11 de febrer 2018

La lógica del extranjero













¿Soy extranjero sólo para quien es extranjero para mí?
Merece la pena plantearse la pregunta en la estructura de reciprocidades que exigiría una sociedad del reconocimiento mutuo. La respuesta depende sin duda más de dónde uno está que de dónde uno es. Soy extranjero para el otro cuando estoy fuera de mi país —pero ¿cuál es mi país?—; el otro es extranjero para mí cuando viene de su país para estar en el mío —pero, también, ¿cuál es su país?—. Rápidamente se ven entonces algunas disonancias en las reciprocidades: si el otro está en un país que no es el suyo pero que tampoco es el mío, entonces no lo considero tan extranjero, sobre todo si yo no estoy en ese país en el que él está; si yo estoy en un país donde el otro tampoco es de ese país, entonces no seré considerado por él como tan extranjero. El grado de extranjería depende más de allí donde estoy que de dónde soy o de dónde vengo.

No es seguro entonces que yo sea siempre extranjero de la misma manera para quien es extranjero para mí. Depende del lugar en el que estemos yo y el otro. El ser se evapora necesariamente en el estar hasta el punto de mostrarse como una falta de ser —es el término lacaniano—, una identidad vacía. ¿Sería entonces lo extranjero uno de los nombres de esta identidad vacía?


Por otra parte, es interesante observar que cuando dos personas se reconocen como extranjeras estando en un país que no es el suyo, entonces ya no son tan extranjeras la una para la otra. Y en el caso de que sean del mismo país, ese rasgo de extranjería las hará aún más extrañamente familiares, en una solidaridad secreta. Es en esta extraña familiaridad donde podemos encontrar aquella dimensión que Freud designó con el término de Unheimlich, lo siniestro, lo extraño de tan familiar que es. Me ha ocurrido, por ejemplo, cuando he encontrado en otro país rastros de la historia del mío. Y es sobre todo allí, en el lugar del Otro, donde he reconocido más a ese país como el mío. Pero entonces, ¿cuál es mí país cuando lo reconozco especialmente en el lugar del Otro, en otro país? En este lugar, siempre extranjero, puedo encontrar precisamente lo que me es más familiar. Y es ahí entonces donde llego a sentirme extranjero para mí mismo.


En este punto puedo ser también extranjero, precisamente, para alguien que no es extranjero para mí. Y alguien puede serme extranjero sin serlo yo para él. Es la extranjería callada, no reconocida de manera recíproca. Sólo cuando se hace patente esta extranjería algo se me hace radicalmente extraño y llego a hacerme la pregunta: ¿qué soy para el otro cuando estoy en el lugar del Otro, en su país? 

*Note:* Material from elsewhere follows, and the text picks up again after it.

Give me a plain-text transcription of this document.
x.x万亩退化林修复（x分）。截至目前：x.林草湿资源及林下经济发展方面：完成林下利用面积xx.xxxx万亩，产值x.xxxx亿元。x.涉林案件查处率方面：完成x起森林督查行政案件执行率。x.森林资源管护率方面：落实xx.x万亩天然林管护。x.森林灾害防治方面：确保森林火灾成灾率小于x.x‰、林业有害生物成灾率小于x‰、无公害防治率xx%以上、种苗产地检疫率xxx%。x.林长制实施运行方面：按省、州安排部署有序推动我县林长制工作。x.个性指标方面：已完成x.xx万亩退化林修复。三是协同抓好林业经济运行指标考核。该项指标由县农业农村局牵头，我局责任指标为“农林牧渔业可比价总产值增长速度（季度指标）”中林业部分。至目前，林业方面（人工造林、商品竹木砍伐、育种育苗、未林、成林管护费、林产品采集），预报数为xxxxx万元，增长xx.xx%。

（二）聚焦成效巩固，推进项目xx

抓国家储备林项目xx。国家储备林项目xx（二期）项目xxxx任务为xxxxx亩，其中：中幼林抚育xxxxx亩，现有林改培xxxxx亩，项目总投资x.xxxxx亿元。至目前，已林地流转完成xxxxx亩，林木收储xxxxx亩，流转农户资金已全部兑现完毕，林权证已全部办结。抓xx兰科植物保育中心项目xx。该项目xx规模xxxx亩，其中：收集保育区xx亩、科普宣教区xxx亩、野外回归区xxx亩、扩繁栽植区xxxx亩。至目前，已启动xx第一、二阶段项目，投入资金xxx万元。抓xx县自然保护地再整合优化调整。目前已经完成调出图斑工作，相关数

La relación de extranjería nos parecía en un principio biyectiva: soy extranjero sólo para alguien que es extranjero para mí. Pero esta apariencia esconde siempre en su fundamento una relación reflexiva, más íntima, la relación de cada elemento consigo mismo: ¿soy extranjero para mí mismo? Sí, allí donde encuentro en mí mismo a este Otro que me habita, en su palabra y en su forma de gozar, ese Otro que se agita en mí y que también podemos llamar “inconsciente”. Es el mejor término que Freud encontró para designar aquello de mí mismo que me es más extranjero. Es una relación muy singular en la construcción de un conjunto de pertenencia porque, aplicada como relación reflexiva a cada elemento consigo mismo, excluye a este elemento a la vez que lo incluye en el conjunto, al poner en suspenso el principio de identidad: si soy extranjero para mí mismo como lo soy para otro, entonces no formo parte del conjunto de pertenencia, a no ser que este conjunto se defina precisamente por el rasgo “ser extranjero para uno mismo”.

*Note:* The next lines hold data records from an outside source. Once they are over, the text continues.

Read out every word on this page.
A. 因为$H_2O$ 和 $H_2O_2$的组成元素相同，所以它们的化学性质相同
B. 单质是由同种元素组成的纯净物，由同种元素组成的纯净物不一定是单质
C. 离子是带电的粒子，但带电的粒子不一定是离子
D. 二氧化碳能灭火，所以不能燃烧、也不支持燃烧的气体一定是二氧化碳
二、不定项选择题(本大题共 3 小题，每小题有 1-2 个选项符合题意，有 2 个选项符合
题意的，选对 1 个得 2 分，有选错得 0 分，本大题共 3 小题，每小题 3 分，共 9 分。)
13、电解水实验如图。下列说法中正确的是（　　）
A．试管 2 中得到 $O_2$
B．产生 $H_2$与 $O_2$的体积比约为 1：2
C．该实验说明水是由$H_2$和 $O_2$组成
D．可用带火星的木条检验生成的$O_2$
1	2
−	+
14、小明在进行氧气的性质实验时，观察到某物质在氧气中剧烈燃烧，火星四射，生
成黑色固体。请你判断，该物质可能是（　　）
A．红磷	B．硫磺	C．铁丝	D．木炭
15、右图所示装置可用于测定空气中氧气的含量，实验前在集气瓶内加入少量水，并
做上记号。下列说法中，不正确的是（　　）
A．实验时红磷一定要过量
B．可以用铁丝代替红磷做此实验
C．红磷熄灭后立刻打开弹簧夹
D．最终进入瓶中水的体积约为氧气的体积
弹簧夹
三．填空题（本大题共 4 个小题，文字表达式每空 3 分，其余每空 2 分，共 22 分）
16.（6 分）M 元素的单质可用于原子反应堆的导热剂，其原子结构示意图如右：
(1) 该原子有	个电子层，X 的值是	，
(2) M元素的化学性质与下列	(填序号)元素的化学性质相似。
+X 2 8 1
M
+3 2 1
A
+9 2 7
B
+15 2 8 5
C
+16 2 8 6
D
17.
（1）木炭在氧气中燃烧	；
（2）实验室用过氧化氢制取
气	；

Es en la medida que el otro hace presente en mí esta Otredad, esta alteridad de extranjería, que aparece entonces el sentimiento más radical de extranjero, un sentimiento que es opuesto y correlativo a la identidad entre ser (de un lugar) y estar (en un lugar).

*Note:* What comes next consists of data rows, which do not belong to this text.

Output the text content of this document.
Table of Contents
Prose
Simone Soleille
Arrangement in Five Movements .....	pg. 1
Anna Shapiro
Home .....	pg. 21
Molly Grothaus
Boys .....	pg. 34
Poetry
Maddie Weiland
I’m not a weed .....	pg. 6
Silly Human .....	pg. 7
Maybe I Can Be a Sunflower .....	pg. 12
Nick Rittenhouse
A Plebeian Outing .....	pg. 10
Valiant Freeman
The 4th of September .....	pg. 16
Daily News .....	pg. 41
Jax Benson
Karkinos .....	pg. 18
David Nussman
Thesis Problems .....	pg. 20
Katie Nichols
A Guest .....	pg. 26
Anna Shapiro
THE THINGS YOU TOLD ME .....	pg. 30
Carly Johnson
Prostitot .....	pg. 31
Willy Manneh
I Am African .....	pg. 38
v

Por el contrario, si separamos el ser del estar, cada uno es extranjero para sí mismo sin estar necesariamente en el extranjero; o bien cada uno está en el extranjero sin ser necesariamente extranjero para los otros. Sería el principio de un reconocimiento mutuo y generalizado, fundado en el reconocimiento de lo extranjero que hay en cada uno. Es un ideal, sin duda. Pero un ideal mejor, sin duda también, que cualquier relación de segregación inherente al lazo social fundado en la identificación, más ideal todavía, entre el ser y el estar.


Deduzcamos al final de esta extraña lógica de lo extranjero un rasgo de la propia experiencia analítica. Es un modo de saber estar allí donde no soy, también de saber ser allí donde no estoy. Y eso sin producir grandes desastres, sabiendo reconocerse en cada lugar como extranjero para uno mismo.



Nota de extranjería entre las lenguas


La precisa diferencia en castellano entre el “ser” y el “estar” no se produce, o no se produce de la misma forma, en otras lenguas. De ahí la dificultad que habrá para traducir este breve texto al francés, donde ser y estar se reúnen en être. Lo mismo para la lengua inglesa, que dispone de to be, aunque to stay pareciera acercarse más etimológicamente al estar. El italiano, como el catalán, dispone de la diferencia entre essere y stare, pero sin recubrir los mismos campos semánticos. Es por ello que, como se señala con frecuencia, el uso de los verbos ser y estar resulte siempre confuso para los estudiantes extranjeros, aunque de manera distinta según de donde vengan, de donde sean, y ello en grados diversos. Buen ejemplo para preguntarse de dónde es cada uno según donde esté para sentir lo extranjero en sí mismo. Finalmente es a través de la diferencia de las lenguas como hacemos la más profunda experiencia de lo extranjero. El bárbaro fue en primer lugar una manera de nombrar al Otro cuya lengua no se entendía: bar, bar, bar…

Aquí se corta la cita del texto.